She gets no “breaks.”  She just keeps doing her job.

She has worked outside the home at times through the years, and done those jobs with her same sense of dedication and thoroughness.  (She is thorough!)  But her real job has always been that of the mother, in the very best sense of that word.

When Evan, our youngest son, got serious about baseball, Jeannie went out and bought a tackle box and created her own thoroughly planned, always well-stocked first aid kit.  By the second week (and up through Evan’s high school years), other moms just knew when their own sons needed attention, “oh, go see Evan’s mom with her first aid kit.”

By his third year of baseball, she bought a new, larger first aid kit – about the size of an aircraft carrier.  The boys were getting bigger, and the cuts and scrapes just a little more intimidating.  Jeannie was always ready.
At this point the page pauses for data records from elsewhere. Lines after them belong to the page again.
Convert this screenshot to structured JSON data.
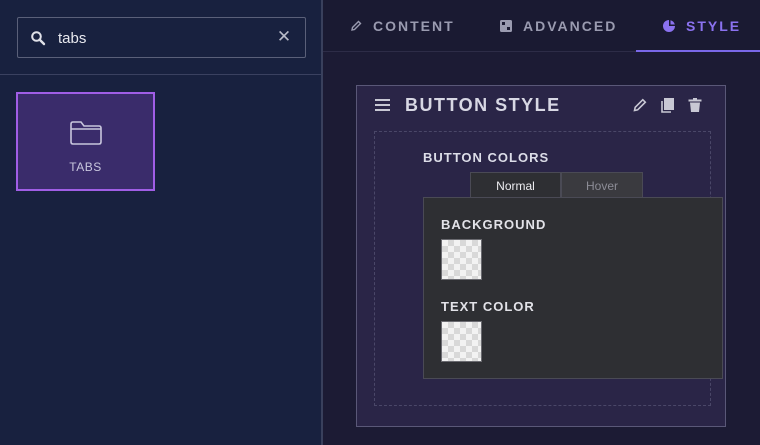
{
  "search": {
    "value": "tabs",
    "clear_glyph": "✕",
    "icon": "search-icon"
  },
  "widgets": [
    {
      "label": "TABS",
      "icon": "folder-icon"
    }
  ],
  "editor_tabs": [
    {
      "label": "CONTENT",
      "icon": "pencil-icon"
    },
    {
      "label": "ADVANCED",
      "icon": "grid-icon"
    },
    {
      "label": "STYLE",
      "icon": "palette-icon",
      "active": true
    }
  ],
  "panel": {
    "title": "BUTTON STYLE",
    "section_label": "BUTTON COLORS",
    "states": [
      {
        "label": "Normal",
        "active": true
      },
      {
        "label": "Hover"
      }
    ],
    "fields": [
      {
        "label": "BACKGROUND"
      },
      {
        "label": "TEXT COLOR"
      }
    ]
  },
  "colors": {
    "accent": "#8b72f0",
    "selected_border": "#a05ee6",
    "left_bg": "#18213f",
    "right_bg": "#1c1b34"
  }
}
When I sent her to Israel for six weeks on an archeological dig, she was a touch older than the college students making up the majority of workers.  As she told me the stories, it was pretty clear that she soon was recognized as the group mom.

Understand, she never “volunteers” for these assignments.  She just does them.  She just “is” that person.  And people recognize it pretty quickly.

When she was gone these last two weeks, her sister and I did get her Dad’s vitals taken, and the food on the table.  But, especially when it was my turn, there was a noticeable lack of elegance.  There is never such a lack when Jeannie is around.

A lot is happening in our family.  It takes a full-time+ mom to keep it going well.  And she is always there…

What is she doing?  Her job.  And she is simply the best at her job that I have ever seen anywhere.